Ce que les sources publient réellement
Les données disponibles ne mesurent pas toutes la même chose. Certaines décrivent la fréquence et les conséquences déclarées par les entreprises ; d’autres proposent une estimation d’assureur. Elles ne permettent pas de produire un coût moyen universel pour les PME françaises.
| Source | Population / périmètre | Indicateur publié | Limitation |
|---|---|---|---|
| Cybermalveillance.gouv.fr, 2025 | 588 entreprises françaises de moins de 250 salariés | Donnée observée. 16 % ont déclaré un incident au cours des 12 derniers mois ; parmi les conséquences déclarées : 29 % d’interruption de service, 11 % de perte financière et 22 % de vol de données. | Limite de la donnée. Enquête de maturité, et non étude du coût des incidents. |
| Hiscox France, 2026 | Guide d’assureur destiné aux PME | Fourchette publiée par un assureur. Estimation de 50 000 € à 466 000 € selon la gravité. | Limite de la donnée. Estimation d’assureur, et non moyenne ou médiane nationale. |
Calculer son coût, poste par poste
Pour estimer l’exposition de votre entreprise, séparez les coûts qui apparaissent pendant la réponse à incident de ceux qui se prolongent après la remise en service.
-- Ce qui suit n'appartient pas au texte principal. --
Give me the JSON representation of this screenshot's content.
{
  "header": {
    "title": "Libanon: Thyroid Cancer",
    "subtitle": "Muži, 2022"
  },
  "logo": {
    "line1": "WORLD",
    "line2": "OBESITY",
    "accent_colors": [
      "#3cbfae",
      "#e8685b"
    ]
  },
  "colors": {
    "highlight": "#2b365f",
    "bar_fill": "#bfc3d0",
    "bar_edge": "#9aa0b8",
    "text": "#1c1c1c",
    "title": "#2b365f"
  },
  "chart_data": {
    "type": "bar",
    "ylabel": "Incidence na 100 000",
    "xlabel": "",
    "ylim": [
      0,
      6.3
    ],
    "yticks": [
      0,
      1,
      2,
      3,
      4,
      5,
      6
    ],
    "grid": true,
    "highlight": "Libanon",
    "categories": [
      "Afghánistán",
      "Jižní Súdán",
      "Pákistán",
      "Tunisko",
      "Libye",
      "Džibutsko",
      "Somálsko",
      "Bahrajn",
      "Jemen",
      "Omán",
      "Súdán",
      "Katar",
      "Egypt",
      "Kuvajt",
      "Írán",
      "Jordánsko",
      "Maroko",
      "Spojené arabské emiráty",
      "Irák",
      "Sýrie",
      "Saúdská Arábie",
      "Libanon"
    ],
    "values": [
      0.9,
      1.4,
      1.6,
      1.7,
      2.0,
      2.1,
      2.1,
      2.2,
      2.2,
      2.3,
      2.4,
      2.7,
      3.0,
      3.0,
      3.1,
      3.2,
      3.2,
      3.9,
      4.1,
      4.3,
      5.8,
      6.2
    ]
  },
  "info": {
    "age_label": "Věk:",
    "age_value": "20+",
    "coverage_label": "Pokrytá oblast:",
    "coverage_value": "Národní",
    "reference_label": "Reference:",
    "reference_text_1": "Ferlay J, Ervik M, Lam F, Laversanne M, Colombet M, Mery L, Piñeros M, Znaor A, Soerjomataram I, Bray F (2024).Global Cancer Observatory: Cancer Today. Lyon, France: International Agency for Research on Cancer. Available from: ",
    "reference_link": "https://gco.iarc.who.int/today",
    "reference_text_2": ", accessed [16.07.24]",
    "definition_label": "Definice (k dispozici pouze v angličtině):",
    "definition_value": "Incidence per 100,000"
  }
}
Cette méthode produit une estimation propre à votre activité ; elle ne transforme pas une fourchette publiée en prévision certaine.
Coûts directs à documenter
- Investigation technique, confinement et restauration des systèmes.
- Temps des équipes internes et assistance externe mobilisés pour l’incident.
- Conseil juridique, notifications et communication auprès des personnes ou organisations concernées.
Coûts indirects à estimer selon votre activité
- Chiffre d’affaires non réalisé ou reporté pendant l’indisponibilité.
- Coûts fixes maintenus alors que le service ne fonctionne pas normalement.
- Pénalités contractuelles éventuelles, reports de projets et conséquences commerciales à suivre dans le temps.
Pour l’arrêt d’activité, partez de votre chiffre d’affaires, de vos coûts fixes, du temps nécessaire à la restauration et de vos engagements contractuels. Une simulation arithmétique ne vaut que comme illustration de ces hypothèses internes : elle n’est pas une donnée observée ni une moyenne sectorielle.
Prioriser la prévention sans pourcentage universel
Le niveau d’investissement dépend de l’exposition, de l’impact métier potentiel et des priorités de remédiation. Une entreprise qui dépend d’un service en ligne critique ne retient pas les mêmes priorités qu’une organisation dont les systèmes peuvent être temporairement isolés.
- MFA sur les accès critiques. Protégez la messagerie, les accès distants, les consoles cloud et les comptes administrateurs.
- Sauvegardes testées. Vérifiez que les données et les systèmes indispensables peuvent être restaurés.
- Correctifs suivis. Incluez les postes, serveurs, équipements réseau et services exposés.
- Cartographie des actifs exposés. Inventoriez les sous-domaines, adresses publiques, bases de données et comptes sensibles. C’est le point de départ d’un audit de sécurité informatique.
- Plan de réaction documenté. Définissez les contacts, les accès de secours et l’ordre des décisions à prendre pendant un incident.
Cette checklist constitue un socle de préparation. Elle peut être complétée par un test d’intrusion ou un audit adapté au périmètre et aux risques identifiés.
Sources et limites
- Cybermalveillance.gouv.fr, 2ème édition du baromètre national de la maturité cyber des TPE et PME 2025 : cybermalveillance.gouv.fr
- Hiscox France, Comment réagir après une suspicion de fuite de données : étapes, obligations et rôle de l’assureur : hiscox.fr
Avant d’utiliser un chiffre dans une décision budgétaire, vérifiez sa population, sa période, sa méthode et ce qu’il mesure réellement. Une enquête de maturité, une déclaration de sinistre et une estimation d’assureur répondent à des questions différentes.